1. Field of the Invention
This invention relates generally to Magnetic Resonance Angiography signal processing and more specifically to a method of reducing three-dimensional Magnetic Resonance Angiography or stationary tissue data to a two-dimensional image using statistical manipulation, while reducing noise and/or increasing contrast.
2. Description of Related Art
Known techniques for magnetic resonance angiography include methods that, either by volume or sequential-slice acquisition, produce data sets with spatial resolution in three dimensions. These techniques may utilize either time-of-flight effects or motion-induced phase shifts to produce flow contrast. Since there is at this time no practical real-time three-dimensional display technology (e.g., holographic video) available, this data is reduced to two spatial dimensions for convenient viewing by the radiologist. This has generally been accomplished by generating a series of projection images at sequential view angles. These images are then repeatedly displayed in rapid sequence on a display screen to give the viewer a three-dimensional impression of the vascular anatomy. The projection images are created by ray tracing through the volume of data, using some predetermined method for calculating the projected pixel value from each ray. In the case of phase contrast data, it is desirable to preserve the quantitative nature of the data insofar as is possible.

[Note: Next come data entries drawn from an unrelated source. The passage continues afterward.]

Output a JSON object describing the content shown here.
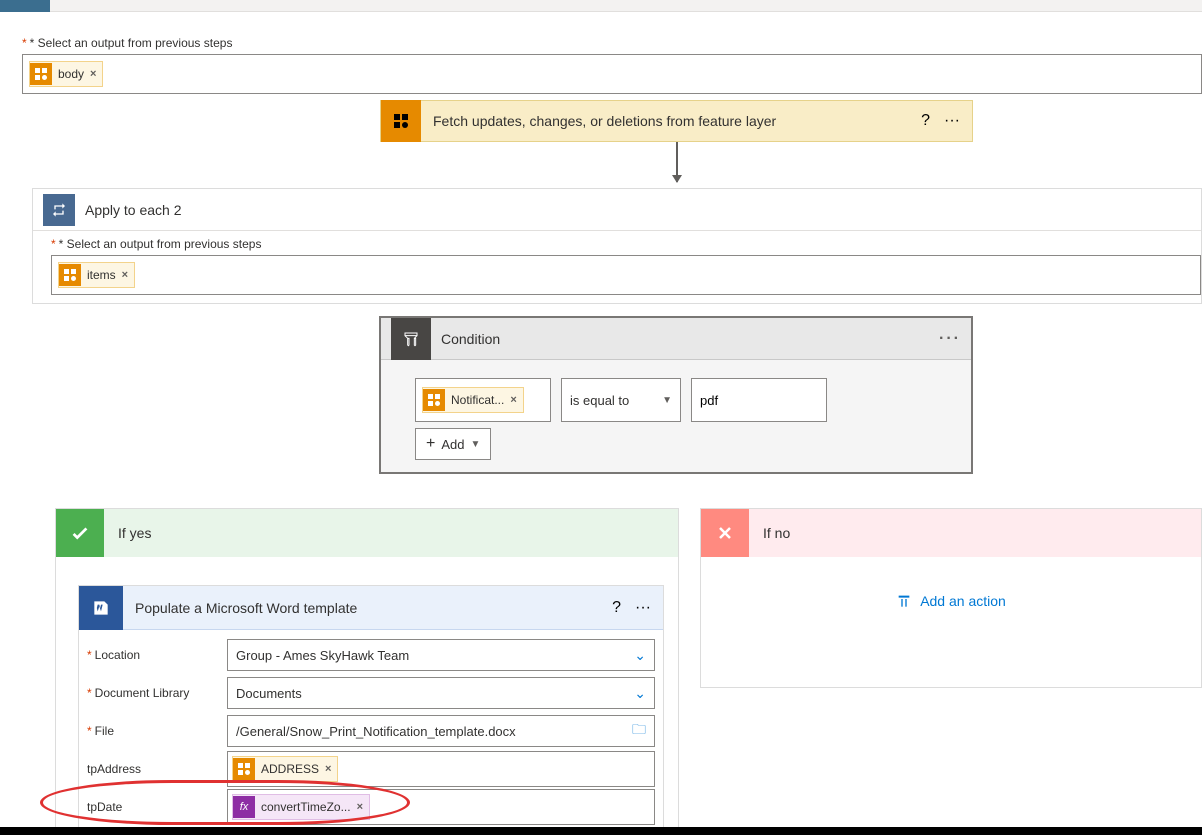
{
  "outer_loop": {
    "label": "* Select an output from previous steps",
    "token": "body"
  },
  "fetch": {
    "title": "Fetch updates, changes, or deletions from feature layer"
  },
  "inner_loop": {
    "title": "Apply to each 2",
    "label": "* Select an output from previous steps",
    "token": "items"
  },
  "condition": {
    "title": "Condition",
    "lhs_token": "Notificat...",
    "operator": "is equal to",
    "rhs": "pdf",
    "add": "Add"
  },
  "branches": {
    "yes": "If yes",
    "no": "If no",
    "add_action": "Add an action"
  },
  "word": {
    "title": "Populate a Microsoft Word template",
    "location_lbl": "Location",
    "location_val": "Group - Ames SkyHawk Team",
    "library_lbl": "Document Library",
    "library_val": "Documents",
    "file_lbl": "File",
    "file_val": "/General/Snow_Print_Notification_template.docx",
    "addr_lbl": "tpAddress",
    "addr_token": "ADDRESS",
    "date_lbl": "tpDate",
    "date_token": "convertTimeZo..."
  },
  "glyphs": {
    "x": "×"
  }
}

The most obvious projection method is to take the mean of all volume pixel ("voxel") values along each cast ray. This unfortunately yields images with low vessel contrast and poor detection of fine features and vessels, especially for time-of-flight data that always contain signals from unsuppressed stationary tissue. This is because vessels are sparse within the data volume and the total noise and/or background signal along a ray can easily be comparable to or much larger than the total flow signal along that ray. To provide good vessel contrast, the method of choice has become projection of the largest voxel value along each ray. (See Dumoulin, C. L., Souza, S. P., Walker, M. F., and Wagle, W., "Three-dimensional phase contrast angiography," Magn. Reson. Med., (1989), and Armatur, S. C., Masaryk, T. J., Modic, M. T.: et al., "3DFT time-of-flight magnetic resonance angiography," Dynamic Cardiovascular Imaging, 2. 170, 1989). This method is generally known as Maximum Intensity Projection (MIP). The MIP method uses the maximum voxel value along a projection ray and discards the remaining voxel values along that ray. Since along each ray which actually intercepts one or more vessels the only voxel which contributes to the projected pixel is within a vessel, the contrast is very good. Unfortunately MIP has several drawbacks. Since the MIP method retains only one voxel along each ray, it does not make efficient use of the acquired data. This is especially true where a vessel extends over many voxels and averaging over the vessel might be employed to improve the vessel signal-to-noise ratio. The MIP method tends to lose contrast for vessels with strong signal near the walls but weak signal near the axis of the vessel. This situation occurs in phase contrast MR angiography when the velocity at the center of the vessel exceeds the maximum for which the applied flow encoding produces monotonically increasing signal. The MIP method also may obscure real pathological features. For example, this will occur when a stenotic lesion distorts a vessel wall and the lesion appears along the line-of sight rather than displayed in profile. There is a need for a projection method that retains the maximum amount of information possible when transforming the acquired data to projection data while introducing no artifactual features and discarding few actual features.